Cisplatin reduces Brucella melitensis-infected cell number by inducing apoptosis, oxidant and pro-inflammatory cytokine production.

Brucella species are able to survive and replicate within the phagocytic cells and cause chronic infections in domestic animals and humans. Modulation of programmed cell death by Brucella spp. may be one of the reasons of the chronicity of the infection. In this study, whether cisplatin treatment, an apoptotic anticancer agent, would enhance the host resistance against Brucella melitensis-infected human macrophage-like cells was investigated. The infection neither induced inflammation nor oxidative stress. But, Brucella caused a decrease in infected macrophage viability of 36% at 48 h postinfection (p.i.) as compared with uninfected cells. Treatment of infected macrophages with 20 microM cisplatin for 48 h caused a large increase in nitric oxide (NO) levels in a time-dependent manner via induction of iNOS transcription. Cisplatin also enhanced glutathione peroxidase, myeloperoxidase and xanthine oxidase activities, providing evidence of generation of reactive free radicals.
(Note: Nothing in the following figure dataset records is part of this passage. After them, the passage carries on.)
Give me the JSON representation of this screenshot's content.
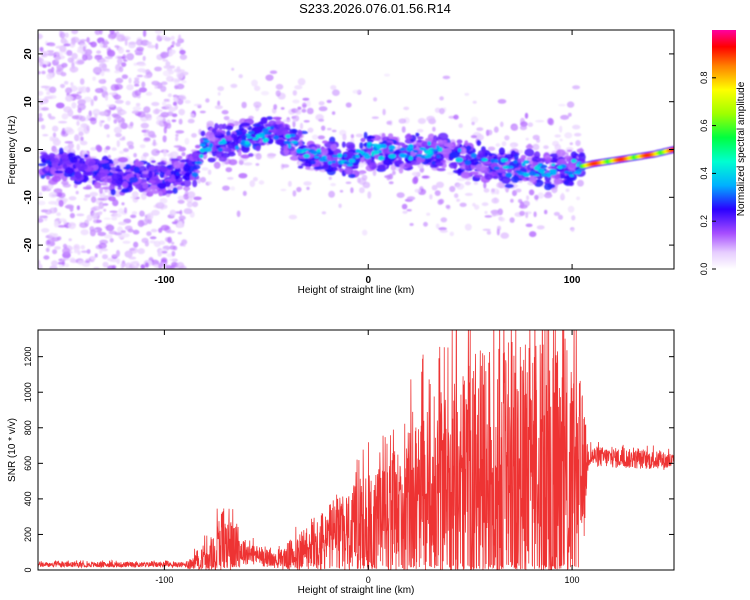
{
  "page_title": "S233.2026.076.01.56.R14",
  "chart_data": [
    {
      "type": "heatmap",
      "name": "spectrogram",
      "xlabel": "Height of straight line (km)",
      "ylabel": "Frequency (Hz)",
      "xlim": [
        -162,
        150
      ],
      "ylim": [
        -25,
        25
      ],
      "xticks": [
        -100,
        0,
        100
      ],
      "yticks": [
        -20,
        -10,
        0,
        10,
        20
      ],
      "colorbar": {
        "label": "Normalized spectral amplitude",
        "range": [
          0,
          1
        ],
        "ticks": [
          0.0,
          0.2,
          0.4,
          0.6,
          0.8
        ],
        "tick_labels": [
          "0.0",
          "0.2",
          "0.4",
          "0.6",
          "0.8"
        ]
      },
      "ridge": [
        {
          "x": -160,
          "y": -3
        },
        {
          "x": -140,
          "y": -4
        },
        {
          "x": -120,
          "y": -6
        },
        {
          "x": -100,
          "y": -6
        },
        {
          "x": -85,
          "y": -4
        },
        {
          "x": -80,
          "y": 1
        },
        {
          "x": -60,
          "y": 2
        },
        {
          "x": -45,
          "y": 4
        },
        {
          "x": -30,
          "y": -1
        },
        {
          "x": -10,
          "y": -2
        },
        {
          "x": 0,
          "y": 0
        },
        {
          "x": 10,
          "y": -1
        },
        {
          "x": 30,
          "y": 0
        },
        {
          "x": 50,
          "y": -2
        },
        {
          "x": 70,
          "y": -4
        },
        {
          "x": 90,
          "y": -4
        },
        {
          "x": 100,
          "y": -4
        },
        {
          "x": 110,
          "y": -3
        },
        {
          "x": 125,
          "y": -2
        },
        {
          "x": 140,
          "y": -1
        },
        {
          "x": 150,
          "y": 0
        }
      ],
      "noise_region": [
        -162,
        -90
      ],
      "strong_tone_region": [
        105,
        150
      ]
    },
    {
      "type": "line",
      "name": "snr",
      "xlabel": "Height of straight line (km)",
      "ylabel": "SNR (10 * v/v)",
      "xlim": [
        -162,
        150
      ],
      "ylim": [
        0,
        1350
      ],
      "xticks": [
        -100,
        0,
        100
      ],
      "yticks": [
        0,
        200,
        400,
        600,
        800,
        1000,
        1200
      ],
      "color": "#ee3333",
      "envelope": [
        {
          "x": -162,
          "base": 30,
          "amp": 15
        },
        {
          "x": -90,
          "base": 30,
          "amp": 15
        },
        {
          "x": -78,
          "base": 60,
          "amp": 120
        },
        {
          "x": -72,
          "base": 150,
          "amp": 200
        },
        {
          "x": -60,
          "base": 100,
          "amp": 70
        },
        {
          "x": -45,
          "base": 50,
          "amp": 40
        },
        {
          "x": -30,
          "base": 120,
          "amp": 150
        },
        {
          "x": -10,
          "base": 200,
          "amp": 250
        },
        {
          "x": 10,
          "base": 280,
          "amp": 350
        },
        {
          "x": 30,
          "base": 400,
          "amp": 550
        },
        {
          "x": 60,
          "base": 500,
          "amp": 800
        },
        {
          "x": 90,
          "base": 480,
          "amp": 800
        },
        {
          "x": 104,
          "base": 450,
          "amp": 650
        },
        {
          "x": 108,
          "base": 640,
          "amp": 60
        },
        {
          "x": 150,
          "base": 610,
          "amp": 50
        }
      ]
    }
  ]
}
N-acetylcysteine was able to decrease cisplatin-induced NO, and prevented the agent-induced apoptosis, similar to effects found in l-NAME (N(G)-nitro-l-arginine methyl ester) treatment. Cisplatin stimulated inflammation through the induction of TNF-alpha and IL-12 secretion, and down-regulated Brucella-stimulated IL-10 transcription. The number of infected cells and their viability were decreased by 80% at 48 h p.i. by cisplatin in comparison with infected cells. Similar to this result, cisplatin treatment resulted in reduced intracellular CFU of B. melitensis being reduced by 80% at 48 h p.i. These findings demonstrate that pharmacological agents such as cisplatin may be considered to influence immune responses and apoptosis to help decrease Brucella-infected cell number.